エルマは分子分解構成器を操作して倒れた木やそこらのものを分解したり、再構成したりして順調に作業を進めているようだ。
「ウィスカとミミはエルマに言って分子分解構成器の使い方を一緒にマスターしておいてくれ。俺も気をつけるけど、何か危険な生き物が来るかもしれないから、エルマには警戒もしてもらいたい」
「「わかりました」」
二人が頷き、連れ立ってエルマの方へと向かっていく。それを見送り、俺も作業を続けることにした。伐採伐採楽しいな、と。
☆★☆
ある程度森を切り拓いたので、分子分解構成器を弄っている三人の場所に向かってみると、何かよくわからないオブジェクトが出来ていた。なんだろう、これは。上手い例えが見つからない。
「前衛芸術か何かか?」
「……物見台を作ろうとして失敗したのよ」
「物見台……?」
三角や四角の木製らしき板で構成された螺旋状のこのオブジェクトが物見台とな? 確かに頑張れば登れそうではあるが、もう少しシンプルに作れば良いのでは?
「そんなに操作難しいのか?」
「微妙にコツがいるわね。慣れるまで大変よ、これ」
そう言いながらエルマは分子分解構成器を自称物見台に向け、水色っぽい光を照射して消滅させる。こうしてみるとこえぇな、分子分解構成器。それ人に向けて照射したらどうなんの?
「人に向けるなよ。怖いから」
「向けないわよ。そもそも、セーフティがかかってて一定以上の大きさの生命体が範囲内に入ってると照射できないみたいだしね」
「なら安心だが、気をつけてな。ああ、それでちょっとやってほしいことがあるんだが」
やってほしいことの内容を説明して早速やってもらうことにした。
「地面に穴なんて空けてどうするんですか?」
俺がやってもらったことというのは、切り拓いた広場の一角に生えている草を片っ端から分解してもらうことだった。更に地面の土も分解してもらい、ちょっと深めに穴を三つ掘ってもらう。周りの木は切ったし、下手を打たなければこれで安全だろう。
「生木を燃やすんだ」
「なまき?」
「切ったばかりの木のことを生木って言うんだよ。燃やすと物凄い煙が出るんだな、これが」
そう言いながら俺は三つの穴の底にそこらで拾った木の枝や、倒れてからかなり時間の経っていそうな木を切り分けて割ったものを敷き詰めた。
「それは切ったばかりの木じゃないですよね?」
「これは乾燥してる木だな。切ったばかりの木と違って燃えやすい。これを先に燃やして火力を確保してから生木を投入するわけだ」
レーザーガンを抜き、最低出力にして薪を撃って火を付ける。
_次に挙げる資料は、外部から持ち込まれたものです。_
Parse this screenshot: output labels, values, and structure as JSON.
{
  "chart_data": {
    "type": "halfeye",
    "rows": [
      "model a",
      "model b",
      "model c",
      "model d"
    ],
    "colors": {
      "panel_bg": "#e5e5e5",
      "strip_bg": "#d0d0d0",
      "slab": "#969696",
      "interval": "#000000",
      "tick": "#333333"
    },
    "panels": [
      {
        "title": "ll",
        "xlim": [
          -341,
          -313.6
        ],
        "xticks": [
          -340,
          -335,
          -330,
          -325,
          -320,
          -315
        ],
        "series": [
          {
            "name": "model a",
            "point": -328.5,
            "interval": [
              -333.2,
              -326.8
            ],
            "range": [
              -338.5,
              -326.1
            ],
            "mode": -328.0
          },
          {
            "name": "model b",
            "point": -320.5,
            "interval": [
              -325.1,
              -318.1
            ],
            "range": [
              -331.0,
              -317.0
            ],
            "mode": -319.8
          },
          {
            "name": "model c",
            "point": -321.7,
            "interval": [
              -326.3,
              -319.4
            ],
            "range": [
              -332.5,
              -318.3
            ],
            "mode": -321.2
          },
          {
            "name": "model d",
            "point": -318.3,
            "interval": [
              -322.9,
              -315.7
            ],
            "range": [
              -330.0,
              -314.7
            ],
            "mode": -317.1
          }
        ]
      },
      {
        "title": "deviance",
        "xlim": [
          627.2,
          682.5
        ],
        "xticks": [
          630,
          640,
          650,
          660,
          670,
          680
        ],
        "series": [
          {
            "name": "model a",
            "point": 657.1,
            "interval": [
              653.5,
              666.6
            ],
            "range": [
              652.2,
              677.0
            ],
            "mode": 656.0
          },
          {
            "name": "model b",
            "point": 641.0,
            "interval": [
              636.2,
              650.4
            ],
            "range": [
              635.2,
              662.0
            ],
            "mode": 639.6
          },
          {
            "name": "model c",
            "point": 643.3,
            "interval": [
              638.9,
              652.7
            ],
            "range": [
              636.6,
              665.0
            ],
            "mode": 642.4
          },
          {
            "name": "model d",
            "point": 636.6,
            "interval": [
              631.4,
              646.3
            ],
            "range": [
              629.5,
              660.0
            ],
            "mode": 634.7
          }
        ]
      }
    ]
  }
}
レーザーガンを使えば着火も楽々だな。最高出力で撃ったら一瞬で灰だろうけど。そうして程よく燃え始めたところでティーナが切っておいてくれた葉っぱ付きの生木の枝をシューッ! 超! エキサイティング!
「うわめっちゃ煙でとる」
「こんなのコロニー内でやらかしたらとんでもないことになるね」
「速攻でしょっ引かれるやろなぁ……」
目論見通りに生木を投入した三つの焚き火からもうもうと煙が立ち昇り始めた。というか、火の粉も凄いな。これは深めに穴掘った上に周りの植物も予め分解しておいてもらって正解だった。地面でやったら下手すりゃ森林火災になってたかもしれん。
「これこそ人類最古の無線通信技術、狼煙だ。ちなみに俺の地元では三本狼煙を上げるのはSOS――救難信号の発信となる。この星でも同じ意味になるかは知らん」
「あかんやん」
「それでも一本より三本のが目立つだろ」
そう言いながら、俺は枝を払ってある倒した木にも剣を振るってバラバラに分割していく。枝を燃やし尽くしたら、今度はこれを投入していくわけだ。エルフというか、グラード氏族的に生木を燃やすとか、或いは勝手にバンバン木を切り倒すのはNGの可能性もあるが、それもこれも俺達の乗っている航空客車を墜落させやがったあちらの不手際である。もし文句を言われたらそれを主張して言い逃れるつもりだ。
まぁ、その。墜ちた原因が俺である可能性が微粒子レベルで存在しているが、そうだとしても俺がただ乗っているだけで墜ちるような乗り物を用意したあっちが悪い。俺は悪くねぇ!
「俺はこんな感じで狼煙を上げ続けとくから、残りの面子で今日の夜を過ごすためのシェルター作りを進めてくれ」
「鋭意努力するわ」
「何の成果も得られませんでしたってなったら野宿になるからな。本当に頼むぞ?」
あの前衛芸術みたいな自称物見台を見る限り、エルマじゃなくて他の人にやってもらったほうが良いような気がするが……まぁ、適宜上手くやってくれるだろう。俺は皆の力を信じるよ、うん。